Contributors LCS and JMDT conceived the protocol for the study and performed the analysis. The first author wrote the first draft of the paper. JMA-C, DP and MRW provided advice on the protocol, the analysis and interpretation of the findings. All authors were involved in editing the paper. LCS is the guarantor for the study. The first and last authors had access to the data throughout the study while the other authors did not. The lead author affirms that the manuscript is an honest, accurate and transparent account of the study being reported; that no important aspects of the study have been omitted and that any discrepancies from the study as planned have been explained. The authors requested that the study findings be submitted for publication and were responsible for preparation of the manuscript.
Funding The first and last authors of this study were supported by the New Zealand Ministry of Health and the Accident Compensation Commission (ACC) of New Zealand.
Disclaimer The funder (NZ Ministry of Health) requested a replication of the original study, but did not contribute to the study design, analytical plan, analysis or interpretation of the data. The authors approached the funders when it was clear that the initial study analysis could not be completed and proposed a change of the timeframe to 2008–2014. The sponsors/funders have not reviewed the paper prior to submission. All decisions were independent of the funders.

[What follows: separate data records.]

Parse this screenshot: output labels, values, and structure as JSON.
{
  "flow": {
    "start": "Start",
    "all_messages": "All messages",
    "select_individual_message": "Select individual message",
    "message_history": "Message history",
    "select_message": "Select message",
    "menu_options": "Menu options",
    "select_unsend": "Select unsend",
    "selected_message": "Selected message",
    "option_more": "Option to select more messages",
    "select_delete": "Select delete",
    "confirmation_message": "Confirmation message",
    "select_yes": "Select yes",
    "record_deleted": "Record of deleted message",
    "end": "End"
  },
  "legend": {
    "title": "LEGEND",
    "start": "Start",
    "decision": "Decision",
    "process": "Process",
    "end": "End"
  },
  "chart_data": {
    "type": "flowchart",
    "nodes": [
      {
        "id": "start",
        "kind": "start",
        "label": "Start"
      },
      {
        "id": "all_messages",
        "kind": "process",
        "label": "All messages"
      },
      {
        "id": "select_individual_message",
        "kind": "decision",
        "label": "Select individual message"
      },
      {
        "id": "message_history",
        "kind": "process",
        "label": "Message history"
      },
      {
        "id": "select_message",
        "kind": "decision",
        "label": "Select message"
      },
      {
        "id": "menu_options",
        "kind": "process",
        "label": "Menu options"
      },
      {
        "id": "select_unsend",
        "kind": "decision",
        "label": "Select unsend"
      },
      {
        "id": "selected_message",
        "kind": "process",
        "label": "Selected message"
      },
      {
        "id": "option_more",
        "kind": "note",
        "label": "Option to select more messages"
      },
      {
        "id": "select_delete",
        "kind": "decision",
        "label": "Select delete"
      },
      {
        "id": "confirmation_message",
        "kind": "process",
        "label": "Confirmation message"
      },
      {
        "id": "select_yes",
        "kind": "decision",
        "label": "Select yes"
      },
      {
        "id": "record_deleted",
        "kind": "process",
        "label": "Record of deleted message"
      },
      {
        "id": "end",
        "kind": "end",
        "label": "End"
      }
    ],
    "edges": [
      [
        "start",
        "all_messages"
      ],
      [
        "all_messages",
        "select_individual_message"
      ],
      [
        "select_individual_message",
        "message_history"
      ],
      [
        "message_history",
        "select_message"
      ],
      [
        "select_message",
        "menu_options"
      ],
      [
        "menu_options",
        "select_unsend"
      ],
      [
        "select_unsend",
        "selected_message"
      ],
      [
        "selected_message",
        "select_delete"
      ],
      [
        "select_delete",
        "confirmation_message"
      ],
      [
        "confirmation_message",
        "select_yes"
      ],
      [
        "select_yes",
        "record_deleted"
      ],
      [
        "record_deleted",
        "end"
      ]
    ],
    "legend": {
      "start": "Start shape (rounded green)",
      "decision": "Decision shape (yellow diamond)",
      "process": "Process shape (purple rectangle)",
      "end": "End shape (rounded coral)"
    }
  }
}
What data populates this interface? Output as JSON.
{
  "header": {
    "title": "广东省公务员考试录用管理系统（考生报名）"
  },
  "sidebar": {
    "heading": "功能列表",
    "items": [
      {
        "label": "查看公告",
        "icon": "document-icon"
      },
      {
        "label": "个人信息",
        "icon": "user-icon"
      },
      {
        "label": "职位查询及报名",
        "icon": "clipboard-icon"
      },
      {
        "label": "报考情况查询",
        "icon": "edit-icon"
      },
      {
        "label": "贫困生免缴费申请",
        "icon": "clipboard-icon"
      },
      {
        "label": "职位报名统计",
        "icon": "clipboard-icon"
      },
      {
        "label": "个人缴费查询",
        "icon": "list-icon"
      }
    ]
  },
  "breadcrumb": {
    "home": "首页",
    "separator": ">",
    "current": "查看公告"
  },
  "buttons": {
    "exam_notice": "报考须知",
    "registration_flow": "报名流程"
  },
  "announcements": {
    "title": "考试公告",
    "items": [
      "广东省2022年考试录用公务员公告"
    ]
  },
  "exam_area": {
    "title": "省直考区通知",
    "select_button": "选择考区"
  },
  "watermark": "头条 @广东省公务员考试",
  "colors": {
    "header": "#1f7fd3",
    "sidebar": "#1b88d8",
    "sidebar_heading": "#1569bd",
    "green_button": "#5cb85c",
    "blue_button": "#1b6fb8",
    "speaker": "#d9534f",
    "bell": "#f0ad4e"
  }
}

Competing interests JMcA-C is paid as the Chair of the Midwifery Council of NZ and DP is paid as the President of the NZ College of Midwives
Patient consent Not required.
Ethics approval New Zealand Northern A Health and Disability Ethics Committee (16/NTA/1).
Provenance and peer review Not commissioned; externally peer reviewed.
Data sharing statement The data for this study are not available for sharing; however, a similar dataset could be obtained from the New Zealand Ministry of Health, the New Zealand Midwifery Council and the PMMRC upon provision of usual ethical applications and consents.